As I pointed out in a comment, the prefix and suffix cases are covered by the general substring case (#2). All prefixes and suffixes are by definition substrings as well. So all we have to solve is the general substring problem.
Since you have a static dictionary, you can preprocess it relatively easily into a form that is fast to query for substrings. You could do this with a suffix tree, but it's far easier to construct and deal with simple sorted flat vectors of data, so that's what I'll describe here.
The end goal, then, is to have a list of sub-words that are sorted so that a binary search can be done to find a match.
First, observe that in order to find the longest substrings that match the query fragment it is not necessary to list all possible substrings of each word, but merely all possible suffixes; this is because all substrings can be merely thought of as prefixes of suffixes. (Got that? It's a little mind-bending the first time you encounter it, but simple in the end and very useful.)
So, if you generate all the suffixes of each dictionary word, then sort them all, you have enough to find any specific substring in any of the dictionary words: Do a binary search on the suffixes to find the lower bound (std::lower_bound
) -- the first suffix that starts with the query fragment. Then find the upper bound (std::upper_bound
) -- this will be one past the last suffix that starts with the query fragment. All of the suffixes in the range [lower, upper[ must start with the query fragment, and therefore all of the words that those suffixes originally came from contain the query fragment.
Now, obviously actually spelling out all the suffixes would take an awful lot of memory -- but you don't need to. A suffix can be thought of as merely an index into a word -- the offset at which the suffix begins. So only a single pair of integers is required for each possible suffix: one for the (original) word index, and one for the index of the suffix in that word. (You can pack these two together cleverly depending on the size of your dictionary for even greater space savings.)
To sum up, all you need to do is:
- Generate an array of all the word-suffix index pairs for all the words.
- Sort these according to their semantic meaning as suffixes (not numerical value). I suggest
std::stable_sort
with a custom comparator.
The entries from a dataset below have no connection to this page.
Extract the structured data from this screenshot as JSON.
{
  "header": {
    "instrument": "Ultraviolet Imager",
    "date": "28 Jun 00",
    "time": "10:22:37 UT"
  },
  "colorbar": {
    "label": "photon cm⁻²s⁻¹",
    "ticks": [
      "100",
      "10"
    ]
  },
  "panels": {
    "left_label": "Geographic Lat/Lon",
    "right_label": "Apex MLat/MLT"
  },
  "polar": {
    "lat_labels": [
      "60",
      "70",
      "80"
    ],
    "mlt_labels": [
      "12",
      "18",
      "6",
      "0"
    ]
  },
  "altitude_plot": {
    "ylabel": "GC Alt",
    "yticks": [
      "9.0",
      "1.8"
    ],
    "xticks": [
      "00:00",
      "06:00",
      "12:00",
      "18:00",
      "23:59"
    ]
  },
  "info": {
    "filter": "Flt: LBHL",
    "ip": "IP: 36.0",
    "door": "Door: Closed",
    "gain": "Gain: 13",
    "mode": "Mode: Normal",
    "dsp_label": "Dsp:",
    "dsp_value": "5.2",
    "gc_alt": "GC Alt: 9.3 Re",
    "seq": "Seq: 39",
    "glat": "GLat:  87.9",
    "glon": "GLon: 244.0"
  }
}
This is the longest step, but it can be done once, offline since your dictionary is static.
- For a given query fragment, find the lower and upper bounds in the sorted suffix indices. Each suffix in this range corresponds to a matching substring (of the length of the query, starting at the suffix index in the word at the word index). Note that some words may match more than once, and that matches may even overlap.
To clarify, here's a minuscule example for a dictionary composed of the words "skunk" and "cheese".
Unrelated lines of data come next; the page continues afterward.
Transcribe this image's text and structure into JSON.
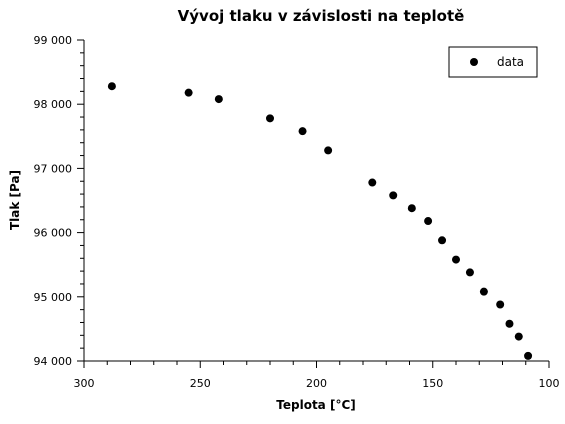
{
  "chart_data": {
    "type": "scatter",
    "title": "Vývoj tlaku v závislosti na teplotě",
    "xlabel": "Teplota [°C]",
    "ylabel": "Tlak [Pa]",
    "xlim": [
      300,
      100
    ],
    "ylim": [
      94000,
      99000
    ],
    "x_reversed": true,
    "x_ticks": [
      300,
      250,
      200,
      150,
      100
    ],
    "x_tick_labels": [
      "300",
      "250",
      "200",
      "150",
      "100"
    ],
    "y_ticks": [
      94000,
      95000,
      96000,
      97000,
      98000,
      99000
    ],
    "y_tick_labels": [
      "94 000",
      "95 000",
      "96 000",
      "97 000",
      "98 000",
      "99 000"
    ],
    "grid": false,
    "legend_position": "top-right",
    "series": [
      {
        "name": "data",
        "color": "#000000",
        "marker": "circle",
        "x": [
          288,
          255,
          242,
          220,
          206,
          195,
          176,
          167,
          159,
          152,
          146,
          140,
          134,
          128,
          121,
          117,
          113,
          109
        ],
        "y": [
          98280,
          98180,
          98080,
          97780,
          97580,
          97280,
          96780,
          96580,
          96380,
          96180,
          95880,
          95580,
          95380,
          95080,
          94880,
          94580,
          94380,
          94080
        ]
      }
    ]
  }
}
The suffixes for "skunk" are "skunk", "kunk", "unk", "nk", and "k". Expressed as indices, they are 0, 1, 2, 3, 4
. The suffixes for "cheese" are "cheese", "heese", "eese", "ese", "se", and "e". The indices are 0, 1, 2, 3, 4, 5
.
Since "skunk" is the first word in our very limited imaginary dictionary, we'll assign it index 0. "cheese" is at index 1. So the final suffixes are: 0:0, 0:1, 0:2, 0:3, 0:4, 1:0, 1:1, 1:2, 1:3, 1:4, 1:5
.
Sorting these suffixes yields the following suffix dictionary (I added the actual corresponding textual substrings for illustration only):
0 | 0:0 | cheese
1 | 0:5 | e
2 | 0:2 | eese
3 | 0:3 | ese
4 | 0:1 | heese
5 | 1:4 | k
6 | 1:1 | kunk
7 | 1:3 | nk
8 | 0:4 | se
9 | 1:0 | skunk
10 | 1:2 | unk
Consider the query fragment "e". The lower bound is 1, since "e" is the first suffix that is greater than or equal to the query "e". The upper bound is 4, since 4 ("heese") is the first suffix that is greater than "e". So the suffixes at 1, 2, and 3 all start with the query, and therefore the words they came from all contain the query as a substring (at the suffix index, for the length of the query). In this case, all three of these suffixes belong to "cheese", at different offsets.
Note that for a query fragment that's not a substring of any of the words (e.g. "a" in this example), there are no matches; in such a case, the lower and upper bounds will be equal.